MACHINES TEND now to call up images of junk, debris, factories turning to rust.  Commercialism has tarnished the glamour once attached to the industrial design, photography, and cinema.  Our age looks more cynically at the claims of technological utopia.  The 1930’s Depression and subsequent chronic fluctuations in the economy have tempered our confidence in the benign powers of the Machine Age:  the machine is not an abstraction but a social force, embedded in and inseparable from social processes.  By itself, it can hardly sustain a credible utopia, particularly an esthetic utopia promising regeneration through design and creativity alone.

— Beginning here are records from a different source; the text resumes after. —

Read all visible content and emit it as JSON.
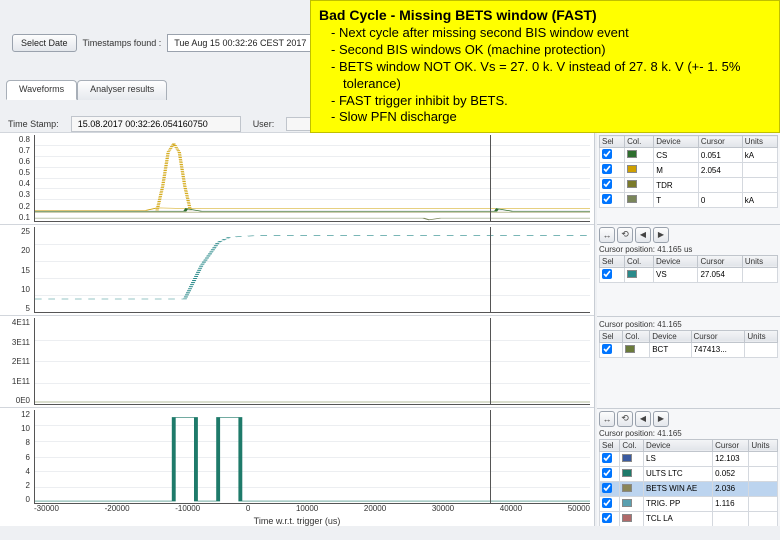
{
  "topbar": {
    "select_date": "Select Date",
    "ts_label": "Timestamps found :",
    "ts_value": "Tue Aug 15 00:32:26 CEST 2017"
  },
  "tabs": {
    "waveforms": "Waveforms",
    "analyser": "Analyser results"
  },
  "tsrow": {
    "ts_label": "Time Stamp:",
    "ts_value": "15.08.2017 00:32:26.054160750",
    "user_label": "User:"
  },
  "note": {
    "title": "Bad Cycle - Missing BETS window (FAST)",
    "items": [
      "Next cycle after missing second BIS window event",
      "Second BIS windows OK (machine protection)",
      "BETS window NOT OK. Vs = 27. 0 k. V instead of 27. 8 k. V (+- 1. 5% tolerance)",
      "FAST trigger inhibit by BETS.",
      "Slow PFN discharge"
    ]
  },
  "legend_headers": {
    "sel": "Sel",
    "col": "Col.",
    "device": "Device",
    "cursor": "Cursor",
    "units": "Units"
  },
  "cursor_position_label": "Cursor position:",
  "axes_units": "us",
  "chart_data": [
    {
      "type": "line",
      "y_ticks": [
        "0.8",
        "0.7",
        "0.6",
        "0.5",
        "0.4",
        "0.3",
        "0.2",
        "0.1"
      ],
      "cursor_x": 41165,
      "series": [
        {
          "name": "CS",
          "color": "#2e6e2e",
          "cursor": 0.051,
          "units": "kA",
          "data": "flat ~0.10 across, small blips near x≈-7000 and x≈41000"
        },
        {
          "name": "M",
          "color": "#cfa000",
          "cursor": 2.054,
          "units": "",
          "data": "flat ~0.12 with single dashed gaussian peak to ~0.8 centered x≈-11000"
        },
        {
          "name": "TDR",
          "color": "#7a7a2a",
          "cursor": "",
          "units": "",
          "data": "flat ~0.12"
        },
        {
          "name": "T",
          "color": "#7a865a",
          "cursor": -0.0,
          "units": "kA",
          "data": "flat ~0.0 with tiny dip near x≈32000"
        }
      ]
    },
    {
      "type": "line",
      "y_ticks": [
        "25",
        "20",
        "15",
        "10",
        "5"
      ],
      "cursor_x": 41165,
      "cursor_readout": "41.165",
      "series": [
        {
          "name": "VS",
          "color": "#2a8a8a",
          "cursor": 27.054,
          "units": "",
          "data": "≈5 until step at x≈-7000 then rises to ≈27 and holds (dashed)"
        }
      ]
    },
    {
      "type": "line",
      "y_ticks": [
        "4E11",
        "3E11",
        "2E11",
        "1E11",
        "0E0"
      ],
      "cursor_x": 41165,
      "cursor_readout": "41.165",
      "series": [
        {
          "name": "BCT",
          "color": "#6a7a3a",
          "cursor": "747413...",
          "units": "",
          "data": "flat near 0"
        }
      ]
    },
    {
      "type": "line",
      "y_ticks": [
        "12",
        "10",
        "8",
        "6",
        "4",
        "2",
        "0"
      ],
      "cursor_x": 41165,
      "cursor_readout": "41.165",
      "x_ticks": [
        "-30000",
        "-20000",
        "-10000",
        "0",
        "10000",
        "20000",
        "30000",
        "40000",
        "50000"
      ],
      "xlabel": "Time w.r.t. trigger (us)",
      "series": [
        {
          "name": "LS",
          "color": "#3a5aa0",
          "cursor": 12.103,
          "units": "",
          "data": "0 baseline"
        },
        {
          "name": "ULTS LTC",
          "color": "#1e7a6a",
          "cursor": "0.052",
          "units": "",
          "data": "two rect pulses 0→12 around x≈-9000 and x≈-2000"
        },
        {
          "name": "BETS WIN AE",
          "color": "#8a865a",
          "cursor": "2.036",
          "units": "",
          "data": "0 baseline",
          "selected": true
        },
        {
          "name": "TRIG. PP",
          "color": "#5aa0b0",
          "cursor": "1.116",
          "units": "",
          "data": "0 baseline"
        },
        {
          "name": "TCL LA",
          "color": "#b06a6a",
          "cursor": "",
          "units": "",
          "data": "0 baseline"
        }
      ]
    }
  ]
}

Still we can find much in our “century of progress” to respect and something to learn from the Machine Age: the conviction that quality is not inconsistent with industrial products, that artists are also inventors and, by sharing their discoveries in new modes and conceptions of experience, public servants.  At the heart of the emergent and aborted Machine Age culture lay a belief in the redemptive power of esthetic form.  For just beneath the surface optimism of that time, we can detect doubts and worries familiar to our own times.’ Alan Trachtenberg The Art and Design of Machine Age. Sept 1986.

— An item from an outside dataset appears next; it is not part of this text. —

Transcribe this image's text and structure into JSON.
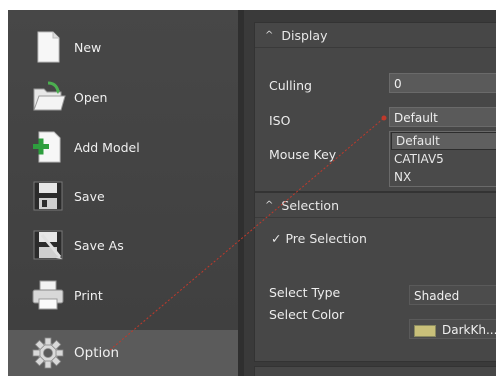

The above article was printed in 1986 but still very relevant for today.  In 2022 post Covid lock downs and the push for environmentally products and practices, design has come in to play similarly to the Machine Age, we seek the creative and inventive minds to solve the problems we find within our current climate.  The tarnish of manufacturing in Australia has gone and romance of local production has emerged as necessity, with freight prices and emissions from transport fuel souring.  Production methods have improved and the days of casting metal moulds, acid baths and the grime of industry has shifted.  Technology has made way for cleaner processes.  So the nostalgia for the Machine Age has become prevalent.

Imperial Range designs

The Imperial Range has been a slow process as Bluelab Design has waded through many custom and commercial projects over the last 2 years.   The key designers within this range Marcus Athanatos, Penny Altman, Marta Inchaurrondo and Esteban Anaya Remeres drew inspiration from products from Art Deco, Art Nouveau and beyond.  Simplifying design and cultivating products to incorporate modern technologies.  Modern design in lighting can allow design with slimmer, more simplified design which is juxtaposition of the Machine Age where the technologies of that era enables simpler design.

Bluelab Design has created an architectural range, maintaining lighting performance at the forefront of each piece.  The Range includes families of lighting pieces to allow symmetry in interior design.  We have designed over 20 pieces with Glass, metals and timber materials.